3.4              En l’espèce, le recourant n’a pas prouvé les propos qu'il prête à l'expert. Ceux-ci ne ressortent en effet pas du procès-verbal de mise en œuvre. L’expert a au contraire exposé de manière convaincante les propos tels qu’ils ont été tenus.

 

              Il existe une différence de taille entre le fait de dire que l'on n'aboutira jamais au résultat voulu et celui de dire que l'on n'a pas eu connaissance d'un cas permettant d'aboutir au résultat voulu. On peut admettre le préconçu dans les propos rapportés par le recourant mais pas dans les explications nuancées de l'expert. Les premiers sont péremptoires, tandis que les seconds sont tout au plus dubitatifs. Autrement dit, les premiers témoignent d'un parti pris quand les seconds font état d'une ouverture d'esprit.
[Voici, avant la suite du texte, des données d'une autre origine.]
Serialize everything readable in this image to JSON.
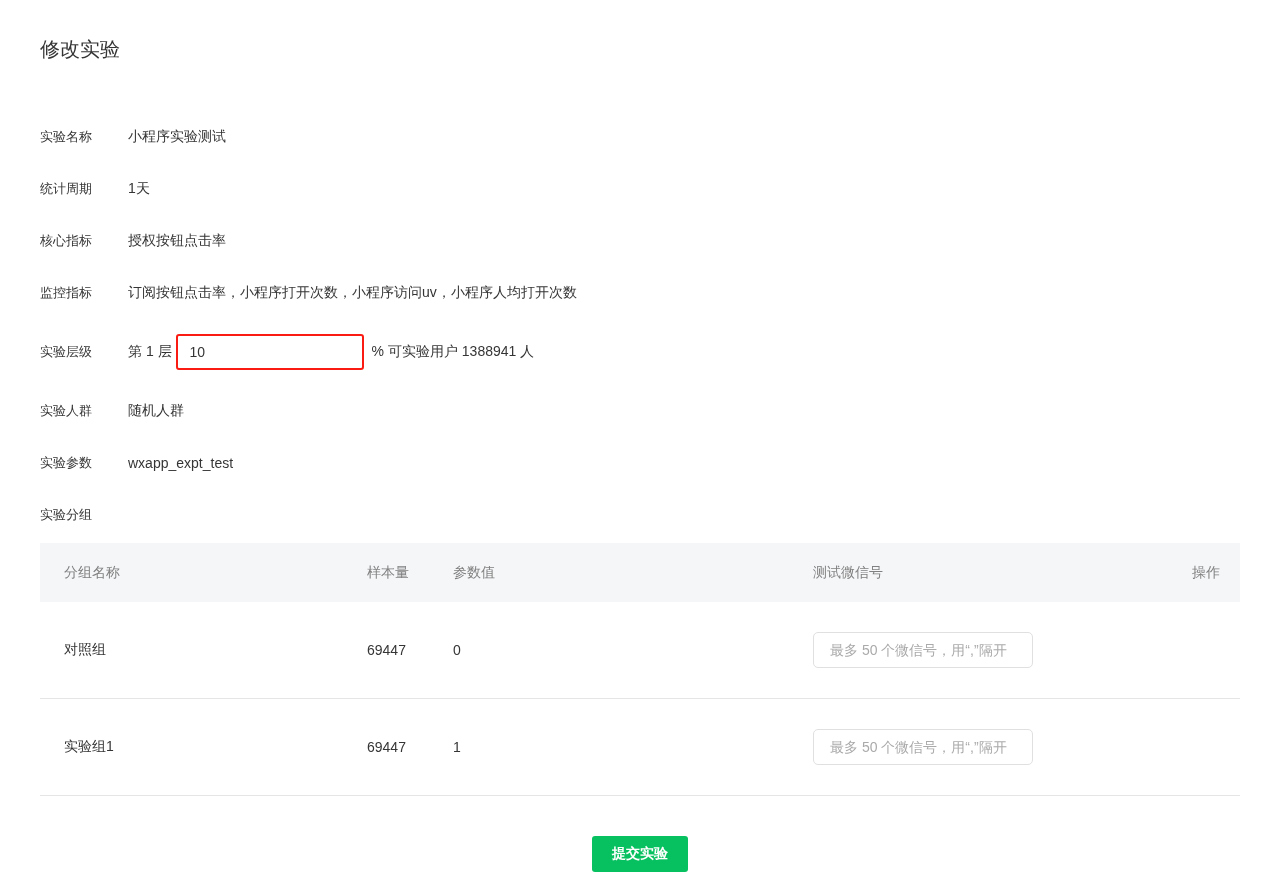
{
  "title": "修改实验",
  "fields": [
    {
      "label": "实验名称",
      "value": "小程序实验测试"
    },
    {
      "label": "统计周期",
      "value": "1天"
    },
    {
      "label": "核心指标",
      "value": "授权按钮点击率"
    },
    {
      "label": "监控指标",
      "value": "订阅按钮点击率，小程序打开次数，小程序访问uv，小程序人均打开次数"
    }
  ],
  "layer": {
    "label": "实验层级",
    "prefix": "第 1 层",
    "input_value": "10",
    "error": true,
    "suffix": "% 可实验用户 1388941 人"
  },
  "fields_after": [
    {
      "label": "实验人群",
      "value": "随机人群"
    },
    {
      "label": "实验参数",
      "value": "wxapp_expt_test"
    }
  ],
  "groups_label": "实验分组",
  "table": {
    "columns": [
      "分组名称",
      "样本量",
      "参数值",
      "测试微信号",
      "操作"
    ],
    "rows": [
      {
        "name": "对照组",
        "sample": "69447",
        "param": "0",
        "wechat_placeholder": "最多 50 个微信号，用“,”隔开"
      },
      {
        "name": "实验组1",
        "sample": "69447",
        "param": "1",
        "wechat_placeholder": "最多 50 个微信号，用“,”隔开"
      }
    ]
  },
  "submit_button": "提交实验"
}
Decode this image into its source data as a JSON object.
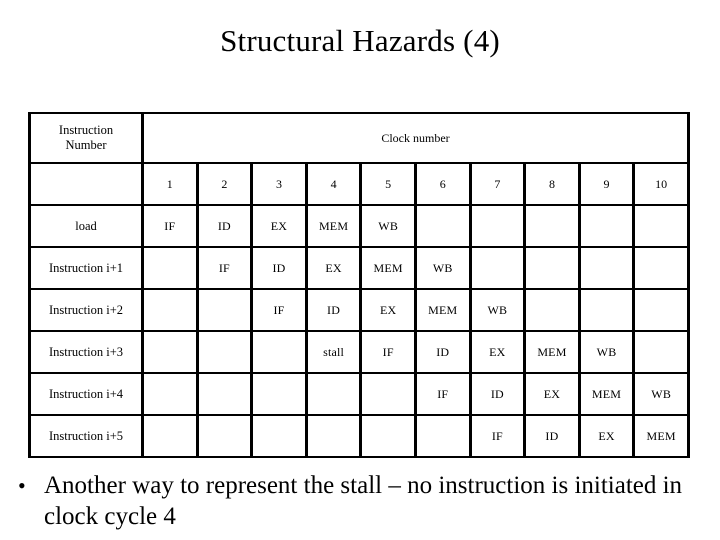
{
  "slide": {
    "title": "Structural Hazards (4)",
    "bullet_marker": "•",
    "bullet_text": "Another way to represent the stall – no instruction is initiated in clock cycle 4",
    "background_color": "#ffffff",
    "text_color": "#000000",
    "border_color": "#000000"
  },
  "table": {
    "header": {
      "instruction_label_line1": "Instruction",
      "instruction_label_line2": "Number",
      "clock_label": "Clock number"
    },
    "clock_numbers": [
      "1",
      "2",
      "3",
      "4",
      "5",
      "6",
      "7",
      "8",
      "9",
      "10"
    ],
    "rows": [
      {
        "label": "load",
        "cells": [
          "IF",
          "ID",
          "EX",
          "MEM",
          "WB",
          "",
          "",
          "",
          "",
          ""
        ]
      },
      {
        "label": "Instruction i+1",
        "cells": [
          "",
          "IF",
          "ID",
          "EX",
          "MEM",
          "WB",
          "",
          "",
          "",
          ""
        ]
      },
      {
        "label": "Instruction i+2",
        "cells": [
          "",
          "",
          "IF",
          "ID",
          "EX",
          "MEM",
          "WB",
          "",
          "",
          ""
        ]
      },
      {
        "label": "Instruction i+3",
        "cells": [
          "",
          "",
          "",
          "stall",
          "IF",
          "ID",
          "EX",
          "MEM",
          "WB",
          ""
        ]
      },
      {
        "label": "Instruction i+4",
        "cells": [
          "",
          "",
          "",
          "",
          "",
          "IF",
          "ID",
          "EX",
          "MEM",
          "WB"
        ]
      },
      {
        "label": "Instruction i+5",
        "cells": [
          "",
          "",
          "",
          "",
          "",
          "",
          "IF",
          "ID",
          "EX",
          "MEM"
        ]
      }
    ]
  }
}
A l'évidence, il faut admettre que l'expert n'avait pas d'idée préconçue. Si tel avait été le cas, on ne comprend pas pourquoi il aurait demandé au recourant de lui transmettre la jurisprudence susceptible de justifier la prétention litigieuse.

 

              Ceci posé, le recourant perd de vue que l'expertise n'a pas pour vocation de résoudre des questions juridiques. Or, l'allégué 56 soumis à la preuve par expertise requiert de l’expert qu’il chiffre un manque à gagner. Savoir si ce manque à gagner trouve une assise juridique ou pas est une question de droit. Et l'on comprend aisément à la lecture du procès-verbal du 10 avril 2019 que l'interrogation de l'expert se place non pas sur un terrain factuel, mais sur un terrain juridique. Or ce dernier domaine est du seul ressort du juge. En définitive, le grief du recourant se limite à invoquer une mauvaise connaissance juridique de l'expert. Dès lors que la connaissance juridique de l'expert n'est pas nécessaire à l'accomplissement de sa mission, le grief, pour autant qu'il puisse être celui que voudrait voir figurer le recourant dans l'arrêt, tombe à faux.

 

 

4.              Pour ces motifs, le recours s'avère manifestement infondé et doit être rejeté selon le mode procédural de l'art. 322 al. 1 CPC.

 

              Les frais judiciaires de deuxième instance, arrêtés à 1'055 fr. (art. 69 al. 1 TFJC [tarif des frais judiciaires civils du 28 septembre 2010 ; BLV 270.11.5] sont mis à la charge du recourant, qui succombe (art. 106 al. 1 CPC).

 

              L’intimée n’ayant pas été invitée à se déterminer, il n’y a pas lieu de lui allouer de dépens.

 

 

Par ces motifs,

la Chambre des recours civile du Tribunal cantonal,

prononce :

 

              I.              Le recours est rejeté.

 

              II.              Le prononcé est confirmé.

 

              III.              Les frais judiciaires de deuxième instance, arrêtés à 1'055 fr. (mille cinquante-cinq francs), sont mis à la charge du recourant B.________.

 

              IV.              L’arrêt est exécutoire.

             

Le président :               La greffière :

 

 

 

Du

 

              L'arrêt qui précède, dont la rédaction a été approuvée à huis clos, est notifié à :

 

‑              Me Laurent Schuler (pour B.________),

‑              Me François Logoz (pour D.________).

 

 

              Le présent arrêt peut faire l'objet d'un recours en matière civile devant le Tribunal fédéral au sens des art. 72 ss LTF (loi du 17 juin 2005 sur le Tribunal fédéral ; RS 173.110), cas échéant d'un recours constitutionnel subsidiaire au sens des art. 113 ss LTF. Dans les affaires pécuniaires, le recours en matière civile n'est recevable que si la valeur litigieuse s'élève au moins à 15'000 fr. en matière de droit du travail et de droit du bail à loyer, à 30'000 fr. dans les autres cas, à moins que la contestation ne soulève une question juridique de principe (art. 74 LTF). Ces recours doivent être déposés devant le Tribunal fédéral dans les trente jours qui suivent la présente notification (art. 100 al. 1 LTF).

 

              Cet arrêt est communiqué, par l'envoi de photocopies, à :

 

‑              Mme la Présidente du Tribunal d’arrondissement de Lausanne.